CHIESE E AFFARI Principesse e nobildonne alla corte di don Scarano

Dalla Parodi Delfino alla Frescobaldi ecco le benefattrici del sacerdote. Quadri e donazioni, l’elenco nell’interrogatorio a Salerno

corriere del mezzogiorno

SALERNO — Alla corte di monsignor Nunzio Scarano c’erano tutti: principesse, baroni, contesse e industriali. E lui, monsignor “500” che aveva scelto in tarda età di seguire il richiamo della Chiesa, alla povertà cristiana in fin dei conti non si è mai convertito. Ma il lusso, i quadri d’autore, gli appartamenti pieni di opere d’arte e gli investimenti immobiliari, ad un certo punto, lo hanno tradito. Ora il sacerdote salernitano, scaricato dal Vaticano, dalla sua cella di Regina Coeli, nella speranza che gli siano concessi i domiciliari (la perizia medica è stata depositata), cerca in tutti i modi di dare una spiegazione a quel patrimonio milionario che gestiva indossando l’abito talare. E se nel 2005 è riuscito a contestare all’Agenzia delle Entrate gli accertamenti fatti sui suoi beni, l’ex bancario, adesso, non riesce a convincere la magistratura della bontà delle sue azioni e della sua innocenza. Anche quando tira fuori nomi eccellenti che un sacerdote venuto da un quartiere di una città di provincia non avrebbe mai pensato di annoverare tra le sue amicizie. L’elenco dei suoi benefattori lo fa ai finanzieri di Salerno durante l’unico interrogatorio reso nella sua città, il 6 giugno scorso: prima dell’arresto della procura di Roma e prima dello scandalo che la sua vicenda ha cucito addosso alla Santa Sede. La principessa Donna Mimosa Parodi Delfino, dice il prete, gli avrebbe fatto donazioni fin dai tempi della lira. «Nell’ordine – specifica – anche di 5/6 mila euro». La contessa Frescobaldi, invece, gli avrebbe dato 500 euro al mese. Quando è stato ordinato sacerdote, il cavaliere Giuseppe Amato gli avrebbe donato dieci milioni di lire e Anita Menna avrebbe fatto lo stesso. Nel 1987, quando era parroco a Santa Cecilia di Eboli, il barone Benito Iemma gli avrebbe donato in sei o sette mesi 50 milioni di vecchie lire. Quello stesso anno, grazie ad un’altra donazione da parte di una donna di Eboli (A.R.) riuscì a comprare un appartamento a Pastena. La donna gli lasciò 250 milioni, l’immobile gli costo 50 milioni in più.

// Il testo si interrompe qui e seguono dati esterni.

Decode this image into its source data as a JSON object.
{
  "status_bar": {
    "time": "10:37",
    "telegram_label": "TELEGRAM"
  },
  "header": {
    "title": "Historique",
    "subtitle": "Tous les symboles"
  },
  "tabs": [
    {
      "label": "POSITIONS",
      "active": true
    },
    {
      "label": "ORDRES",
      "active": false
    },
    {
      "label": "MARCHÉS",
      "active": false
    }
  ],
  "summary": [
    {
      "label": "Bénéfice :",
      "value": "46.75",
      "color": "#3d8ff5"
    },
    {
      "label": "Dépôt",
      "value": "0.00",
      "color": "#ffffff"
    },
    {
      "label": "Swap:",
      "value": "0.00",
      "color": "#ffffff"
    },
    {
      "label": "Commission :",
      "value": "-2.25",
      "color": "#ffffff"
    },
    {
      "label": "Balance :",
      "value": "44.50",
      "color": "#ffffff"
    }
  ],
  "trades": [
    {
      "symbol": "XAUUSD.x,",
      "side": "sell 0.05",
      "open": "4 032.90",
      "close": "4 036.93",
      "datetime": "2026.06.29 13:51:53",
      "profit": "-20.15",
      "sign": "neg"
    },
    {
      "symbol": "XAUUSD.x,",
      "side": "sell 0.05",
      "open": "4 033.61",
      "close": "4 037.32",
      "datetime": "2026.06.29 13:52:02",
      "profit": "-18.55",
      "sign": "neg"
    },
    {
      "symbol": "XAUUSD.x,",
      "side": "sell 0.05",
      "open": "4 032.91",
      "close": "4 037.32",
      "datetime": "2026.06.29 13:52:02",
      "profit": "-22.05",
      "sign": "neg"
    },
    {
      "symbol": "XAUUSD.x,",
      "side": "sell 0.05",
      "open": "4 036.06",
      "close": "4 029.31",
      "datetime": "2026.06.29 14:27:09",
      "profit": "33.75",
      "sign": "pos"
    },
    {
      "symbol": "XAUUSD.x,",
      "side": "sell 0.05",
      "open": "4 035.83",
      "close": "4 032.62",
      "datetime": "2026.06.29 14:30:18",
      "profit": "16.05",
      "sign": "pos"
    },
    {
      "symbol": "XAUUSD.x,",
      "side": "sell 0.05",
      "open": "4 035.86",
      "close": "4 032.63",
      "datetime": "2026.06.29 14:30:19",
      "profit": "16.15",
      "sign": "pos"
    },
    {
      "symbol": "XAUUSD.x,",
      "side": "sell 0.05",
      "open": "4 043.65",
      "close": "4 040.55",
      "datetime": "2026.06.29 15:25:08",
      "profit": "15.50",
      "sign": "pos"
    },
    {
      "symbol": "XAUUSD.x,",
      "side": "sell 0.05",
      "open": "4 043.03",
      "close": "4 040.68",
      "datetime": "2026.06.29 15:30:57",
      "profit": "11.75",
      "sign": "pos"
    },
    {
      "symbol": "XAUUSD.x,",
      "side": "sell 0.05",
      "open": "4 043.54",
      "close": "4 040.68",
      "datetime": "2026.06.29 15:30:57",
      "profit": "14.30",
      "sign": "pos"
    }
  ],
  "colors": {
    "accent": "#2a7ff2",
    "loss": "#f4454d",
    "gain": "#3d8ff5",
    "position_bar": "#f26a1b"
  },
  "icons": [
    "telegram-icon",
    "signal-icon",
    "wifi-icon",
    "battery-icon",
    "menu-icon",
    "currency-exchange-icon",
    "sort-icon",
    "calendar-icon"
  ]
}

I QUADRI – E poi ci sono i quadri, quelli di cui Scarano denunciò il furto nella sua casa museo di via Romualdo Guarna a Salerno. I sei quadri di De Chirico – “la cui autenticità deve essere comunque provata”, si difende Scarano – sarebbero stati un regalo della principessa Giudy Caracciolo di Castagneto, cognata di Gianni Agnelli. Mentre il Marc Chagall lo avrebbe acquistato “a titolo di investimento” da Enrico Gaudiano, titolare di un negozio nei pressi della stazione ferroviaria di Salerno. Monsignor 500 non ricorda bene quanto lo avrebbe pagato: forse tra i mille e i 1.500 euro. Il capostipite degli armatori D’Amico, Antonio, prima di morire gli avrebbe regalato il “piccolo” crocefisso del Bernini. Mentre sua nipote Maria Cristina gli avrebbe fatto dono di due quadri di Labella e tre Clemente Tafuri. Oltre a 40.000 euro circa che ogni anno versava sul suo conto corrente. Quello di Unicredit, tiene a precisare Scarano ai finanzieri di Salerno, perché sarebbe stato quello il conto destinato alle donazioni. Il conto allo Ior, invece, serviva per le sue spese personali. E non è dato sapere se tra queste rientrano anche i prestiti che il sacerdote faceva ad amici e conoscenti. Come i 50.000 euro prestati alla sua ex commercialista Tiziana Cascone, su cui ha riversato tutte le responsabilità degli assegni ritirati dai 58 indagati a Salerno in questa storia di riciclaggio e ricatti celati sotto le vesti di un prete.